Attualità discografica

 

Musica sinfonica e strumentale


SCHUBERT

Sinfonia n.9 in do maggiore D 944

Wiener Symphoniker, direttore Clemens Krauss

(registrazione: 2 marzo 1951)

ENESCU

Rapsodia romena n.l in la maggiore op. 11

Wiener Philharmoniker, direttore Clemens Krauss (registrazione: 18 agosto 1950) Teldec "Historic" 9031-76438-2

 

Noto e apprezzato soprattutto come direttore d'opera, interprete sommo di Wagner e Richard Strauss, col quale collaborò intensamente anche in veste di librettista per Capriccio, Clemens Krauss non ha lasciato molte testimonianze della sua arte in campo sinfonico, se si eccettuano le registrazioni sui generis dei concerti di Capodanno viennesi, e di quel repertorio leggero che fu un'altra delle sue specialità. Come tutte le autentiche nature tragiche, Krauss amava le spensieratezze dei valzer e delle polke, che poi con lui troppo spensierate non erano mai, nonostante la grazia a l'eleganza che gli provenivano direttamente dalla tradizione del genere assorbita alla fonte.
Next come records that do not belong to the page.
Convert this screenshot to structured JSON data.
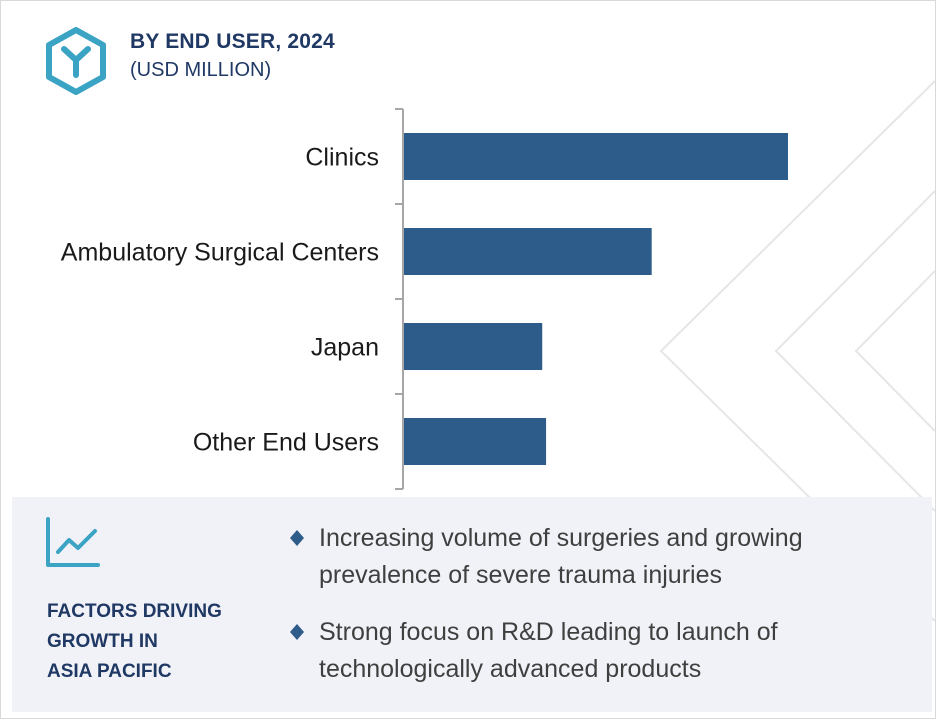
{
  "header": {
    "title": "BY END USER, 2024",
    "subtitle": "(USD MILLION)",
    "logo_icon": "hexagon-y-logo-icon"
  },
  "chart_data": {
    "type": "bar",
    "orientation": "horizontal",
    "categories": [
      "Clinics",
      "Ambulatory Surgical Centers",
      "Japan",
      "Other End Users"
    ],
    "values": [
      100,
      64.5,
      36,
      37
    ],
    "bar_color": "#2d5c8a",
    "axis_color": "#a6a6a6",
    "xlim": [
      0,
      100
    ],
    "grid": false,
    "legend": "none",
    "value_axis_labels": false
  },
  "factors": {
    "icon": "trend-chart-icon",
    "title_lines": [
      "FACTORS DRIVING",
      "GROWTH IN",
      "ASIA PACIFIC"
    ],
    "bullets": [
      "Increasing volume of surgeries and growing prevalence of severe trauma injuries",
      "Strong focus on R&D leading to launch of technologically advanced products"
    ],
    "bullet_icon": "diamond-bullet-icon"
  },
  "colors": {
    "title": "#1f3864",
    "accent": "#3ba3c4",
    "panel_bg": "#f0f2f7",
    "bullet": "#2d5c8a",
    "text": "#3f3f3f"
  }
}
La viennesità di Krauss non era solo un dato anagrafico ma l'essenza stessa di una civiltà insieme orgogliosa dei propri privilegi o aperta sul mondo, provinciale e cosmopolita: in questo senso l'iniziale del suo cognome poteva stare anche come simbolo del regno kakanico, immaginario e realistico al massimo, di Musil.
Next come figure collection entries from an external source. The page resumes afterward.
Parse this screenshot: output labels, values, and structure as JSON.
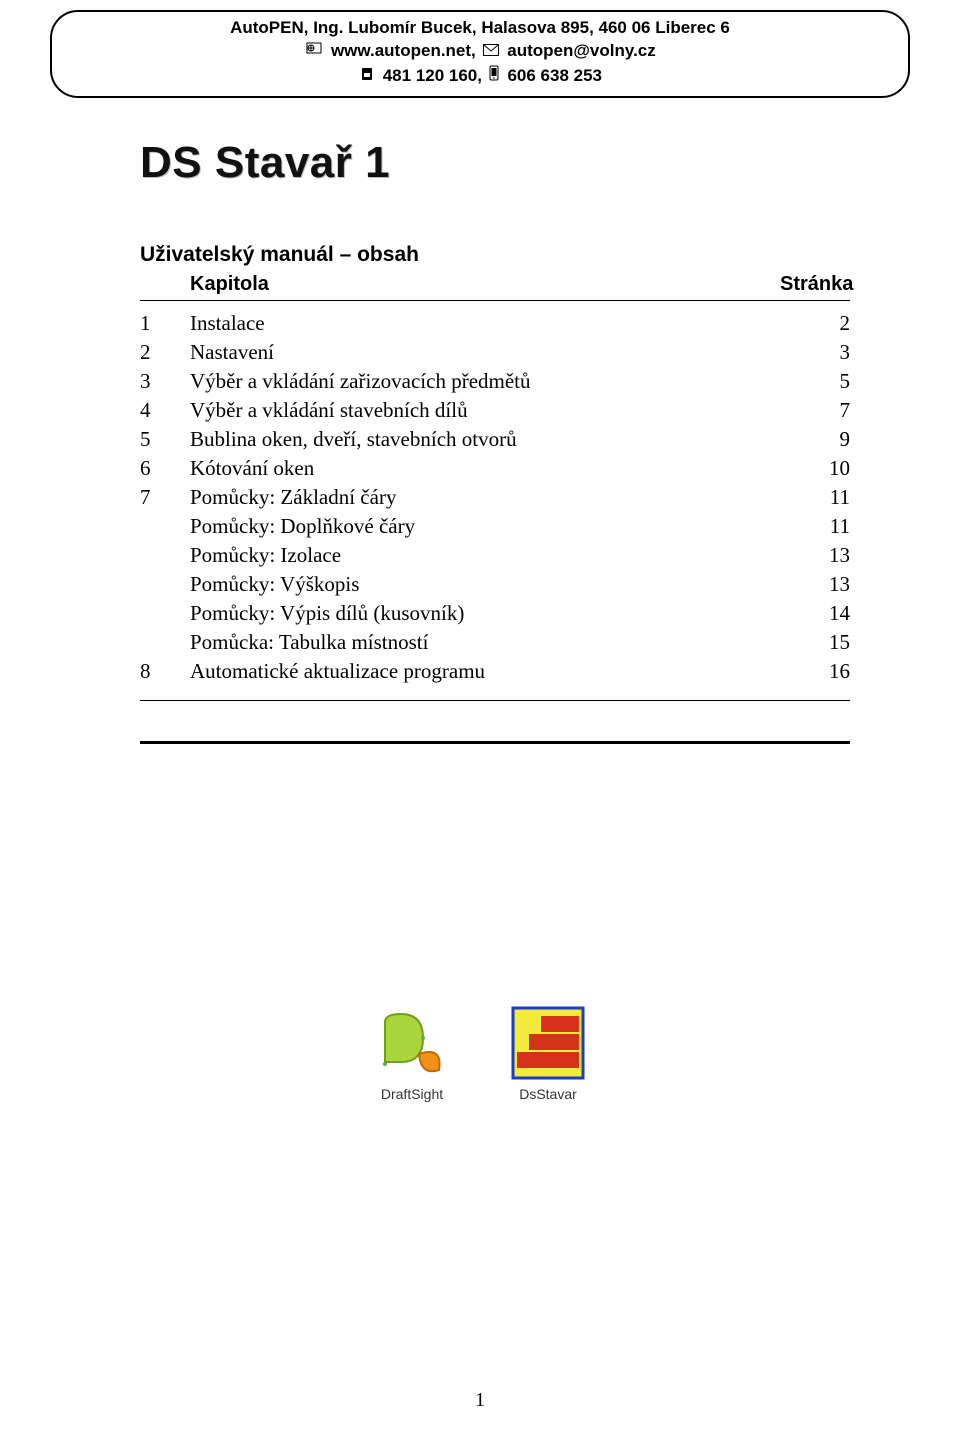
{
  "header": {
    "line1": "AutoPEN, Ing. Lubomír Bucek, Halasova 895, 460 06 Liberec 6",
    "website": "www.autopen.net,",
    "email": "autopen@volny.cz",
    "phone1": "481 120 160,",
    "phone2": "606 638 253"
  },
  "title": "DS Stavař 1",
  "subtitle": "Uživatelský manuál – obsah",
  "toc_header": {
    "chapter": "Kapitola",
    "page": "Stránka"
  },
  "toc": [
    {
      "num": "1",
      "title": "Instalace",
      "page": "2"
    },
    {
      "num": "2",
      "title": "Nastavení",
      "page": "3"
    },
    {
      "num": "3",
      "title": "Výběr a vkládání zařizovacích předmětů",
      "page": "5"
    },
    {
      "num": "4",
      "title": "Výběr a vkládání stavebních dílů",
      "page": "7"
    },
    {
      "num": "5",
      "title": "Bublina oken, dveří, stavebních otvorů",
      "page": "9"
    },
    {
      "num": "6",
      "title": "Kótování oken",
      "page": "10"
    },
    {
      "num": "7",
      "title": "Pomůcky: Základní čáry",
      "page": "11"
    },
    {
      "num": "",
      "title": "Pomůcky: Doplňkové čáry",
      "page": "11"
    },
    {
      "num": "",
      "title": "Pomůcky: Izolace",
      "page": "13"
    },
    {
      "num": "",
      "title": "Pomůcky: Výškopis",
      "page": "13"
    },
    {
      "num": "",
      "title": "Pomůcky: Výpis dílů (kusovník)",
      "page": "14"
    },
    {
      "num": "",
      "title": "Pomůcka: Tabulka místností",
      "page": "15"
    },
    {
      "num": "8",
      "title": "Automatické aktualizace programu",
      "page": "16"
    }
  ],
  "icons": {
    "draftsight": "DraftSight",
    "dsstavar": "DsStavar"
  },
  "page_number": "1",
  "colors": {
    "icon_ds_green": "#a9d53d",
    "icon_ds_orange": "#f29117",
    "brick_red": "#d6321b",
    "brick_bg": "#f4ea3b",
    "brick_border": "#1a3cc7"
  }
}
Ascoltando questa registrazione della Grande di Schubert si è come proiettati nell'atmosfera di un'allegra apocalisse, dove la forza energetica del ritmo sottintende movenze macabre e il vortice si perde nel nulla infinito, le melodie stesse essendo ombre di un canto illusorio, meravigliosamente sospeso sull'abisso. Il bello è che in questa visione della partitura non vi è proprio niente di dimostrativo, di sovraccaricato: e come se Krauss ne identificasse dal suo punto di vista un dato di fatto, e la musica di Schubert si calasse nel suo ambiente naturale, o almeno sembrasse aderirvi con simbiosi perfetta, annunciata e annunciantesi al tempo stesso. Nessuno potrebbe imitarlo, giacchè non della trasposizione di un'idea interpretativa si tratta, bensì di un'intima connessione di natura e cultura: civiltà prima della civilizzazione, indole, inclinazione dell'animo invece che pensiero astratto.
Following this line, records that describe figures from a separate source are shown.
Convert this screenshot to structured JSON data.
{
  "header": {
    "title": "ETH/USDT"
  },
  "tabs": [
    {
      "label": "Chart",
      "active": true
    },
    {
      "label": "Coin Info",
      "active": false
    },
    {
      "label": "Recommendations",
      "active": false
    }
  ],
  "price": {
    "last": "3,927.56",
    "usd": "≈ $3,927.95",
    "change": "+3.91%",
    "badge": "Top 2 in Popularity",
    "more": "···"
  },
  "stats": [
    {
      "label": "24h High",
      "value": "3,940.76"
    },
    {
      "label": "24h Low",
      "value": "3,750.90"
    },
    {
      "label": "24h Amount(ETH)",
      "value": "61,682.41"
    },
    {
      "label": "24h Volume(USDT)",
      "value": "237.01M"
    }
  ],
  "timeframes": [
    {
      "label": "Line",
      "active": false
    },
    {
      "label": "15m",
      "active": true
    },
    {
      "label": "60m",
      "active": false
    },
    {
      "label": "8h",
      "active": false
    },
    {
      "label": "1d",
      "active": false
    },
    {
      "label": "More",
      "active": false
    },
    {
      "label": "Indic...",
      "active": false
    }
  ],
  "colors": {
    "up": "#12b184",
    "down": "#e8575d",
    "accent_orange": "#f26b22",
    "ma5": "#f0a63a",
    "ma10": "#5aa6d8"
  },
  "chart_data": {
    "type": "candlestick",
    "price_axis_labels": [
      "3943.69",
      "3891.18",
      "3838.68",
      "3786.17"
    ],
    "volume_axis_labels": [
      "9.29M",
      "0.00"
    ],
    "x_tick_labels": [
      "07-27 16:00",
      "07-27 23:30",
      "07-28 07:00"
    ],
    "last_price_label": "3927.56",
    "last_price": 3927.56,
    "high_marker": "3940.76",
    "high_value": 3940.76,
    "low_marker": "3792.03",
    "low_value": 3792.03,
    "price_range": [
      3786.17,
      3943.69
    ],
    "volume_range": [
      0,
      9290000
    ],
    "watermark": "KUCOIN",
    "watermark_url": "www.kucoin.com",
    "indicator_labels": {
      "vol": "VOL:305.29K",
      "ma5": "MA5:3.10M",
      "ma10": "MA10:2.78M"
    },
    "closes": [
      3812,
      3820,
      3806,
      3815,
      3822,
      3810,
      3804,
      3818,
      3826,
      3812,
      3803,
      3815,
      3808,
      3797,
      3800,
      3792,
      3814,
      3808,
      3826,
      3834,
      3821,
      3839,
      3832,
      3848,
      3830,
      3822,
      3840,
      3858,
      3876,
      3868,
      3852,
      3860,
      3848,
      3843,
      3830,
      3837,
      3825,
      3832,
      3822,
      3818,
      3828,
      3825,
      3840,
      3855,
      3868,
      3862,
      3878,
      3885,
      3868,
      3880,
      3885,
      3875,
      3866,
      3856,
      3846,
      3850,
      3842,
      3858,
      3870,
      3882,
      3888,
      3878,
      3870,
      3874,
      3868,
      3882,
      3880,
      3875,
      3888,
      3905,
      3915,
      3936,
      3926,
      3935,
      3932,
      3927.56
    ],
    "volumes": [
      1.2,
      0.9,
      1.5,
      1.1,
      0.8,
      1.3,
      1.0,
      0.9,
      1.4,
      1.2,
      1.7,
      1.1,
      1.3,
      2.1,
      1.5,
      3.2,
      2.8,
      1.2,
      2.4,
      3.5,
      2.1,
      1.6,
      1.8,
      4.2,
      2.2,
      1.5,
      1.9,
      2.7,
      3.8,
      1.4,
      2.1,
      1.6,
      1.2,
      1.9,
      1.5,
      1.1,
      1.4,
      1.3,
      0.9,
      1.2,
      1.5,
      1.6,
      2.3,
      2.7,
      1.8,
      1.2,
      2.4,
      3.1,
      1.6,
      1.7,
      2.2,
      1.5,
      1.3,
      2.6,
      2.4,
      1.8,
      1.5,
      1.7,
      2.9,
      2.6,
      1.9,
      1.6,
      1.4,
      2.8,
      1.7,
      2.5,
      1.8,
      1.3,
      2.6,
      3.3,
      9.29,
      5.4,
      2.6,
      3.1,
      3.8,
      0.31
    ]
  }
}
Con la Rapsodia romena di George Enescu siamo invece gia in piena civilizzazione, che maschera con l'artificio artigianale la dichiarata perdita dei valori. Un guizzo che simula l'ebbrezza di ritmi o tempi incapaci di costituire un mondo alternativo, sano e costruttivo secondo utopia, e chiede a Vienna ormai lontana nel cuore di riprendere la tutela, per fingere un'appartenenza che non esiste più, se non nella grande illusione della musica, tra ritmi sfrenati di danze che furono: complice un grande direttore, dolcissimo dietro la sua scorza salvifica di ironia.